For me, it is the realization that as much as my heart breaks when I have to say good-bye, foster children have more than just heart-break. They are removed from the care of their parent(s) which means on top of heart-break they feel fear, confusion, and uncertainty. They grieve the loss of their family, friends, home, pets and the life they knew.
These kid’s lives are turned upside-down and it’s my job to help them turn their lives rightside-up again.
So I do this because they need me to help them feel safe and sure. They need to feel love and security. They need some assurance that no matter what happens, they will be okay.

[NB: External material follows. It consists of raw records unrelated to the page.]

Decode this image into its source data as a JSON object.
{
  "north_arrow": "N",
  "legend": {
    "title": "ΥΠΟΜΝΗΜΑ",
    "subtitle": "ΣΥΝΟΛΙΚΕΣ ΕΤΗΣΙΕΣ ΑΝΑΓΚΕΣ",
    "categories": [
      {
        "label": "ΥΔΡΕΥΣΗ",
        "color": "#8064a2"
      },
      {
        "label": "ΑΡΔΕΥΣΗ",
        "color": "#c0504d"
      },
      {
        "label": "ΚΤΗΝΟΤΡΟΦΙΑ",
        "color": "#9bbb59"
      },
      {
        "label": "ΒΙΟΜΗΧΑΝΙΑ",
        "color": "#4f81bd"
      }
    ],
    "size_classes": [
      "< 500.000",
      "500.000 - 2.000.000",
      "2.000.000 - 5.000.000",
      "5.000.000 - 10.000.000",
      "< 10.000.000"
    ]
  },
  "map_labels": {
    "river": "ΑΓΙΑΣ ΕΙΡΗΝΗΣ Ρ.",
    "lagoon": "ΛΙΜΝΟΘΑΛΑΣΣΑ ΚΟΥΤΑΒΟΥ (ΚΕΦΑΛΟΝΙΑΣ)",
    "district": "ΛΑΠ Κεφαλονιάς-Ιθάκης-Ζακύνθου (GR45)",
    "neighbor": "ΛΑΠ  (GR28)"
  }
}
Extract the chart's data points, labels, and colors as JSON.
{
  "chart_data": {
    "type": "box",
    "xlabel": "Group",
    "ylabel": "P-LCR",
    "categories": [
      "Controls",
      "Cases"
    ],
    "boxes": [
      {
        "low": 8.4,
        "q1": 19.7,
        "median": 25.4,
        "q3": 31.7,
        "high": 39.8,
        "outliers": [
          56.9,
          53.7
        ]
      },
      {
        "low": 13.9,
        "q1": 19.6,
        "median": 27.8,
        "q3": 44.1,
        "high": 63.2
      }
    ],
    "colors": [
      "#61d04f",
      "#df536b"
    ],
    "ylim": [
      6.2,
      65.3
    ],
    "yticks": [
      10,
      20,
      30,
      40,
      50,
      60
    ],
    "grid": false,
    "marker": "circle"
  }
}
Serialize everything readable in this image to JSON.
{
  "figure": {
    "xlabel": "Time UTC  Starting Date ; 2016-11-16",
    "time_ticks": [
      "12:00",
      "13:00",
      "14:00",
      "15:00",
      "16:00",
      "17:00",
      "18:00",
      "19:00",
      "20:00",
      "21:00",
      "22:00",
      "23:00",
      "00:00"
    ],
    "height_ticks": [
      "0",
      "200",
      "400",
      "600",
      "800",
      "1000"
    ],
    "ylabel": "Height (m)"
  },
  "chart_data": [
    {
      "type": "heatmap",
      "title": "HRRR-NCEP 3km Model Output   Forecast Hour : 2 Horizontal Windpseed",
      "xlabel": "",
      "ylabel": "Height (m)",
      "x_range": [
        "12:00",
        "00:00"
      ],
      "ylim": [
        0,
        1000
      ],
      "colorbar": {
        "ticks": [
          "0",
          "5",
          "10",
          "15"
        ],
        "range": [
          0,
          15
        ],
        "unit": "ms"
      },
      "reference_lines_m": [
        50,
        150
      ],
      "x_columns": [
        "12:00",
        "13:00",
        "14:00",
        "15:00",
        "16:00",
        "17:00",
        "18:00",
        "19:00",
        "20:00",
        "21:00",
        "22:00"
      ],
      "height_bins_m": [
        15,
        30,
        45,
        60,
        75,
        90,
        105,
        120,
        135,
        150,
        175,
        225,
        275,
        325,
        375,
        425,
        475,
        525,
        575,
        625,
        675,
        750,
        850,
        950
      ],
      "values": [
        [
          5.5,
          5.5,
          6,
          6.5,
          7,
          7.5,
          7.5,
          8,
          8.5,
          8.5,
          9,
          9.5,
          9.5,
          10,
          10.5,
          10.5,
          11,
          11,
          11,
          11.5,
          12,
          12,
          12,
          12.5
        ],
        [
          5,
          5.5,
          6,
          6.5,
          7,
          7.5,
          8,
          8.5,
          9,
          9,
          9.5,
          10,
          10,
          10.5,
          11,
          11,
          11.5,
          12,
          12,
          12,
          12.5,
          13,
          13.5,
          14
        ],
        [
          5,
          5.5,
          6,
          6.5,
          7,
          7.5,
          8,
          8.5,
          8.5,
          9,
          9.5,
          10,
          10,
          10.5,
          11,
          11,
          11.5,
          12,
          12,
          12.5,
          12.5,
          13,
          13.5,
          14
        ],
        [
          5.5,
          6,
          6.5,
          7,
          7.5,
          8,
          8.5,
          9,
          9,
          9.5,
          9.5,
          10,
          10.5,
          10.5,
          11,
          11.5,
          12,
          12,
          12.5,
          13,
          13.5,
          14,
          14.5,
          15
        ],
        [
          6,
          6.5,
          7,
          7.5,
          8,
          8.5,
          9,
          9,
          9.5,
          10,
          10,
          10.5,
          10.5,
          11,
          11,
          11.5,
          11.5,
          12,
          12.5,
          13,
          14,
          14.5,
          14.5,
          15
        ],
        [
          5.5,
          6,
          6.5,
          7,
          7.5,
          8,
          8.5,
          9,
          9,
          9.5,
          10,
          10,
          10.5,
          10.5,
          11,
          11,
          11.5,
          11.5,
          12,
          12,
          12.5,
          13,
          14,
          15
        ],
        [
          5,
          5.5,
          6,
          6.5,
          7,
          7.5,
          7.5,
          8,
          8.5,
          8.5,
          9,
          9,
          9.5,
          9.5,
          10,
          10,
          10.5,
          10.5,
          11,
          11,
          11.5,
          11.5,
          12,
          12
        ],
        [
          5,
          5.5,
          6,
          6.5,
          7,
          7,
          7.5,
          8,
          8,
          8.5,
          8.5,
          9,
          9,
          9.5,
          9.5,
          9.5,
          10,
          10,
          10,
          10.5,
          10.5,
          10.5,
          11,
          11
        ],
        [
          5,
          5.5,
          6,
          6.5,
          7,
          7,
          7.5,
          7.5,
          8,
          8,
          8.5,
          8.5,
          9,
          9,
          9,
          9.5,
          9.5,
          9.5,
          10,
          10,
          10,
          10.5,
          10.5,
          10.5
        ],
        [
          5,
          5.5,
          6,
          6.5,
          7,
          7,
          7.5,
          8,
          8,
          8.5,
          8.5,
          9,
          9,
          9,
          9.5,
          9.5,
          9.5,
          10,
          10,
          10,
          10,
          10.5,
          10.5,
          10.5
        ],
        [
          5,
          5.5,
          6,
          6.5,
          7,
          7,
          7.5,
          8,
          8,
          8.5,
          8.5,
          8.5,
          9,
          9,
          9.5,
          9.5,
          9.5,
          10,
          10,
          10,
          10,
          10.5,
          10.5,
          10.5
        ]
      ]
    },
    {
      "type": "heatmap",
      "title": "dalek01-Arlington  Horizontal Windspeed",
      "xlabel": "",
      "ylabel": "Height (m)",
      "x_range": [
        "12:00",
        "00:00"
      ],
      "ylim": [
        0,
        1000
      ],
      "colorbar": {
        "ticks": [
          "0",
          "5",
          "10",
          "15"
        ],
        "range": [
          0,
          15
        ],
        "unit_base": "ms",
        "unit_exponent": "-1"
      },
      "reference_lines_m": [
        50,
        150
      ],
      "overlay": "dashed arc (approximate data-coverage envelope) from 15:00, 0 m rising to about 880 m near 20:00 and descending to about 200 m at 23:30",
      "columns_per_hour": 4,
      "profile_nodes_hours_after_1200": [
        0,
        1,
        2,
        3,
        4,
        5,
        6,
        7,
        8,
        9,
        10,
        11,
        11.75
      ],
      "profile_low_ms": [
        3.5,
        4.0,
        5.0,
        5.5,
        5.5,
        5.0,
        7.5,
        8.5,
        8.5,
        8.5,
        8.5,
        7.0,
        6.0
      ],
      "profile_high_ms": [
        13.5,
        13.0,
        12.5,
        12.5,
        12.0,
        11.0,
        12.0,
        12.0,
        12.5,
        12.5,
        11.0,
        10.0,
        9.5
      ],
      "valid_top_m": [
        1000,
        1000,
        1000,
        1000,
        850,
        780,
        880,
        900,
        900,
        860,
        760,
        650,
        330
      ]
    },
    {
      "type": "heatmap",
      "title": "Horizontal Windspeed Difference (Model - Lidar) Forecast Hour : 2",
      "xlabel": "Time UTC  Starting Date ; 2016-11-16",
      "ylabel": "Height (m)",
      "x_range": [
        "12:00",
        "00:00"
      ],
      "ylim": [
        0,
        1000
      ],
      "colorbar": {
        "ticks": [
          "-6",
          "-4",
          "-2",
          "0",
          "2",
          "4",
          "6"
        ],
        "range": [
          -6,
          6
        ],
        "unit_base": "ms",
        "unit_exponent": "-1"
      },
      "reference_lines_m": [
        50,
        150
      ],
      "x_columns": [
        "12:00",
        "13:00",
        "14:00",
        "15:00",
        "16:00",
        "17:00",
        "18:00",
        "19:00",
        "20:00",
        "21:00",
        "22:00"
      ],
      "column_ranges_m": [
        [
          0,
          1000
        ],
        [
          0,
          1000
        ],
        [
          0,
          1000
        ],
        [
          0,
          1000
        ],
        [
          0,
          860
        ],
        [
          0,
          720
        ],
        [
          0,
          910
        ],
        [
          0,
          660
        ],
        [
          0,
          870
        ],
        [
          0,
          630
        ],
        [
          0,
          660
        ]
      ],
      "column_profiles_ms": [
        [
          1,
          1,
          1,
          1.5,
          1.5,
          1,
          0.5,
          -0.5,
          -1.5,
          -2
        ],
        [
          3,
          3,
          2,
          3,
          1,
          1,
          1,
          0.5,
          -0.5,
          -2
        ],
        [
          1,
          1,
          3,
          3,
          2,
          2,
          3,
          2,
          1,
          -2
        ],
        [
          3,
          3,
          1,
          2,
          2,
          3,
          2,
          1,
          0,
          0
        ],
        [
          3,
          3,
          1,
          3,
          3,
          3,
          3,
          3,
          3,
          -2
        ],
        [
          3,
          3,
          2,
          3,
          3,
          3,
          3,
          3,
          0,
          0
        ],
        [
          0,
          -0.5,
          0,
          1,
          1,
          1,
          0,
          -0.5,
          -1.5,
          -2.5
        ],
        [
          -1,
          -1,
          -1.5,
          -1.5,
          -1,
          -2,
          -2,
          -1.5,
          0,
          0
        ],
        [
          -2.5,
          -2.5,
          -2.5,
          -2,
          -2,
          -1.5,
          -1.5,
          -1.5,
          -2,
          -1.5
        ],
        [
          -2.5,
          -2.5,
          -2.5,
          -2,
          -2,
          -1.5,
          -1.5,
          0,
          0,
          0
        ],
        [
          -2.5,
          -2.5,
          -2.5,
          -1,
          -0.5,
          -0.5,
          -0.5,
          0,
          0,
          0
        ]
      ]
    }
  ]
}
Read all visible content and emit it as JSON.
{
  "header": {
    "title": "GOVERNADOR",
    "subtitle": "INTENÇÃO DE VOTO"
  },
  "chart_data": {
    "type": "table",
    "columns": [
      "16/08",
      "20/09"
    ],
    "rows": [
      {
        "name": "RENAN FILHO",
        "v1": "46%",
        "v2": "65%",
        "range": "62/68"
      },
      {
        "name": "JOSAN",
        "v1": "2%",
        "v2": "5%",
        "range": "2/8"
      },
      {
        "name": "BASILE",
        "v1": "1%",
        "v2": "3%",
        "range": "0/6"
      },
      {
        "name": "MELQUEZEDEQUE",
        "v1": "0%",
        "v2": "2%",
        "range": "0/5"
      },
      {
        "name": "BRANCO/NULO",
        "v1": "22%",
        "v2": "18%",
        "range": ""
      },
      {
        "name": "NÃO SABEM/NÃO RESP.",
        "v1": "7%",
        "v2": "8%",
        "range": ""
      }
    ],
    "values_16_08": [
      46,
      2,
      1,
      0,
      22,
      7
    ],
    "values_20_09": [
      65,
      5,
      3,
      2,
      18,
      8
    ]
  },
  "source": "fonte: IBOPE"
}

You see, this isn’t about me and what I can’t do or about my fear of having my heart-broken. Foster parents “will” have their heart broken over and over again. This is about the thousands of children in foster care who need me to put aside my fear of a broken heart so I can help mend little broken hearts.
While I would love to have baby girl stay in our care, what I want really isn’t a factor in what the case worker or judge will decide. All I can do is love her while I have her. Yes, there will be heart break and lots of tears, but at the same time I will be prepared to open my arms wide for the next little one whose heart is in need of mending.